In particular, he told the publication that the Synod’s final document, in which the majority of synod fathers voted in favor of ordaining married deacons as priests, “would not be put on a shelf” and that the Church “must be committed to its application.” 

Bishop Walmor Oliveira de Azevedo of the Diocese of Belo Horizonte, president of the Brazilian bishops’ conference, also told Estadão that now the post-synodal exhortation has been published, “it doesn’t mean that the final document of the Synod can be incinerated.” And he speculated that a decree regarding the ordination of married men, which would not be appropriate in an exhortation, “may be forthcoming.”

Bishop Oliveira de Azevedo also maintains that the Pope has commissioned a study to update questions regarding the priesthood.

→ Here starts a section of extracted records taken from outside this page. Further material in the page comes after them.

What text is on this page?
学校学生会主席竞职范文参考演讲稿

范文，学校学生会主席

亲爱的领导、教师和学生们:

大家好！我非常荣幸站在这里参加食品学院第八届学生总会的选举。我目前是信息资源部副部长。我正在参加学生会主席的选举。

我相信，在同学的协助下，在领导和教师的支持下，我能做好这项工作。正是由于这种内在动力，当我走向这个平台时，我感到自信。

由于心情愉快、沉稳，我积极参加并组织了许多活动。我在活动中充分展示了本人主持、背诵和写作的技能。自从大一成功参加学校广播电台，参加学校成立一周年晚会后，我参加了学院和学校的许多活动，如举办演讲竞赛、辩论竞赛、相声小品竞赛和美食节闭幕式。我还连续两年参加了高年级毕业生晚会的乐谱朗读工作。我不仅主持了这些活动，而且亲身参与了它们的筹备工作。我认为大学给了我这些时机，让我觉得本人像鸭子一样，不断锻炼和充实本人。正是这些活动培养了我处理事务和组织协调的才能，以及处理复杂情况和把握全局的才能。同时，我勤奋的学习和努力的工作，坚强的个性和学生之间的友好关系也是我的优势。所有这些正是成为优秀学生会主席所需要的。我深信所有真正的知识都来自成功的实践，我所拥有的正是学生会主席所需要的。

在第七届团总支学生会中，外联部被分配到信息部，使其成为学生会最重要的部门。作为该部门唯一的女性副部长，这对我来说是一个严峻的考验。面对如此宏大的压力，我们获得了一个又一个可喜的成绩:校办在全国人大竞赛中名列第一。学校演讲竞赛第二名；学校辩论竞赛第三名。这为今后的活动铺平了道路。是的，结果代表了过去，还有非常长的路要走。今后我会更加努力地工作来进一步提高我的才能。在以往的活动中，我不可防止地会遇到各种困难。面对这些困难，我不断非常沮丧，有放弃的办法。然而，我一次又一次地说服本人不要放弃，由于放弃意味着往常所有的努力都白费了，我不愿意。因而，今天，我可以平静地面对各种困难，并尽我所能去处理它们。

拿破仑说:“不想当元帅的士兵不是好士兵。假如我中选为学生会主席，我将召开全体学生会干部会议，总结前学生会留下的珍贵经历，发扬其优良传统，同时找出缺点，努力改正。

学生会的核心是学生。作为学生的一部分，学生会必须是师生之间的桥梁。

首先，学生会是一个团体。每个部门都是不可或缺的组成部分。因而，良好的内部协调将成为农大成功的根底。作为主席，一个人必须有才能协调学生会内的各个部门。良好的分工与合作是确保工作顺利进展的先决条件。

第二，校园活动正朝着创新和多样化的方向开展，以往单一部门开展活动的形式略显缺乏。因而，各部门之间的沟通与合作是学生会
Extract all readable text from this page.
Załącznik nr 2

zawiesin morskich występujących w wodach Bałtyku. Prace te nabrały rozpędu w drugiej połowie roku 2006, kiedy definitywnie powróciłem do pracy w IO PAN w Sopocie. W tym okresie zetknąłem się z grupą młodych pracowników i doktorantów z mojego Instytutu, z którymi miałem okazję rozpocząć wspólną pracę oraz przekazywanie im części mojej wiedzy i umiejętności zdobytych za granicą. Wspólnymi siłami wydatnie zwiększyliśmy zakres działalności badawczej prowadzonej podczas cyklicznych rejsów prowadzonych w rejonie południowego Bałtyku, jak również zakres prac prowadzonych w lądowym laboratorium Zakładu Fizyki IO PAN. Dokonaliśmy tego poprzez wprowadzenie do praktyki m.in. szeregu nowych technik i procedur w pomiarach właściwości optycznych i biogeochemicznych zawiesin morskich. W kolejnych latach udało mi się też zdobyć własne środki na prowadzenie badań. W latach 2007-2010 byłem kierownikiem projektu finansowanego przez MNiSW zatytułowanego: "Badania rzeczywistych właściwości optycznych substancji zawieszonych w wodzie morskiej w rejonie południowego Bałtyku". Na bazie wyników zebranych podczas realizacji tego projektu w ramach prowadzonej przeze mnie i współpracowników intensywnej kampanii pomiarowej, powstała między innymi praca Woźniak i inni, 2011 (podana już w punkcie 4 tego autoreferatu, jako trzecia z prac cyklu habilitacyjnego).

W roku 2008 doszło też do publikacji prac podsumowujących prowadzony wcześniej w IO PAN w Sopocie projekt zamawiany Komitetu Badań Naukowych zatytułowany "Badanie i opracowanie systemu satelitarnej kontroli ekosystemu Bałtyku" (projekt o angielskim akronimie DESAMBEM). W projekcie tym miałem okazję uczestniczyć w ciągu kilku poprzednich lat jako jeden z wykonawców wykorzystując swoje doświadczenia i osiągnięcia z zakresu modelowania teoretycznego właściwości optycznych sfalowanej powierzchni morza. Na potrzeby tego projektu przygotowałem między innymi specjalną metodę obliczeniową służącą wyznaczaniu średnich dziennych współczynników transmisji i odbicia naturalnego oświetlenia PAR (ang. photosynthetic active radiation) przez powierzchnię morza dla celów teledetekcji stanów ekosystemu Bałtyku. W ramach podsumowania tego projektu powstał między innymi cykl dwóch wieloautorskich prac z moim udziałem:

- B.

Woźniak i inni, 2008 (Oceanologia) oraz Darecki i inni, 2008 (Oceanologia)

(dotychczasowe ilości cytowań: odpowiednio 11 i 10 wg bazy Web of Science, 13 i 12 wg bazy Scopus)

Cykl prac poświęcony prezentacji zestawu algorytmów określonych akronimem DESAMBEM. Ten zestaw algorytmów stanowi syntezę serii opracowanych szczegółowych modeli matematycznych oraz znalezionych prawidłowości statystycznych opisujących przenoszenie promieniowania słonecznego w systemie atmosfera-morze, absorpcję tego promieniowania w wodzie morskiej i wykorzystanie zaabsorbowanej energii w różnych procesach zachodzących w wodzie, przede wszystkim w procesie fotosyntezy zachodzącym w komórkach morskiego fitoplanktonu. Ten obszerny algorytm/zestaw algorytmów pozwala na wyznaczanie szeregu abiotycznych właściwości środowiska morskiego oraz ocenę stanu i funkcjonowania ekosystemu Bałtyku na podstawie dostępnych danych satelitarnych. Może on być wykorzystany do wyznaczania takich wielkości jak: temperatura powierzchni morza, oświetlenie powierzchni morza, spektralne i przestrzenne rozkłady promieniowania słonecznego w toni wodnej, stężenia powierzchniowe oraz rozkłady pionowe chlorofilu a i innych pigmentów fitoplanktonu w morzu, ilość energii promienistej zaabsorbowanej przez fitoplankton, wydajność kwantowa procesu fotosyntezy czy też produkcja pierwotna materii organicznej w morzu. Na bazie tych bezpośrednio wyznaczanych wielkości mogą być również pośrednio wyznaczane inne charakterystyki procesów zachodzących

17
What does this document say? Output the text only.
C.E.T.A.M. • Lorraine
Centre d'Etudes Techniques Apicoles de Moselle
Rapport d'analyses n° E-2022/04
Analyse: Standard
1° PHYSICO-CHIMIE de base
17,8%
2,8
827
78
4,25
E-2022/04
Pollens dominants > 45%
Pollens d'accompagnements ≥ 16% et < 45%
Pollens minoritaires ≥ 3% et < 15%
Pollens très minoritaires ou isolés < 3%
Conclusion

A similar response to the exhortation also came from Pope Francis’ frequently utilized “ghost writer” for papal documents, Archbishop Victor Manuel Fernández of La Plata, Argentina.

He told the online publication Religiondigital Feb. 12 that the Pope’s apostolic exhortation “does not constitute an interpretation” of the synod’s final document, nor does it act as a “restriction” of the final document's contents. Instead, he said the apostolic exhortation is “only a complementary outline” of the final document that “does not rescind it.”

He stressed the importance of Paragraph 4 of the exhortation, in which the Pope asks that all bishops and pastoral agents of the Amazon “strive to apply” the final document.   

At the Vatican press launch yesterday, Cardinal Lorenzo Baldisseri, general secretary of the Synod of Bishops, made it clear that although Francis “officially presented” the synod’s final document, he had not given it his “express approval” and so it was not part of the papal magisterium. He also said any application of the final document needs to be “done in light of the exhortation itself.”

 

Lula Meets the Pope

Meanwhile, the Pope today received at his Santa Marta residence former Brazilian President Luiz Inácio Lula de Silva, more commonly known simply as “Lula,” a socialist politician who founded the country’s Workers’ Party and served as president from 2003 to 2010.  

In 2018, and after a series of failed court appeals, Lula was jailed for 12 years for money laundering and passive corruption. He was released last November, amid ongoing claims that he was arrested due to lack of evidence, and on grounds that all appeals had not been exhausted.

Lula is a close friend of Cardinal Hummes. The cardinal has a long history of being closely tied to Brazilian leftist politics, and is often credited for helping propel Lula to the presidency.

But this afternoon’s meeting, which lasted an hour and was not publicized by the Vatican or announced in its daily bulletin as it was an “informal meeting,” was not arranged through Cardinal Hummes but via Francis’ friend, Argentina’s socialist President Alberto Ángel Fernández, who met the Pope at the Vatican on Jan. 31.

In a Feb. 5 tweet announcing his Vatican visit, Lula said he would be meeting the Pope “to thank him not only for the solidarity he showed me at a difficult time, but above all for his dedication to the oppressed.” He said he also wanted to “discuss the Brazilian experience of combating poverty.”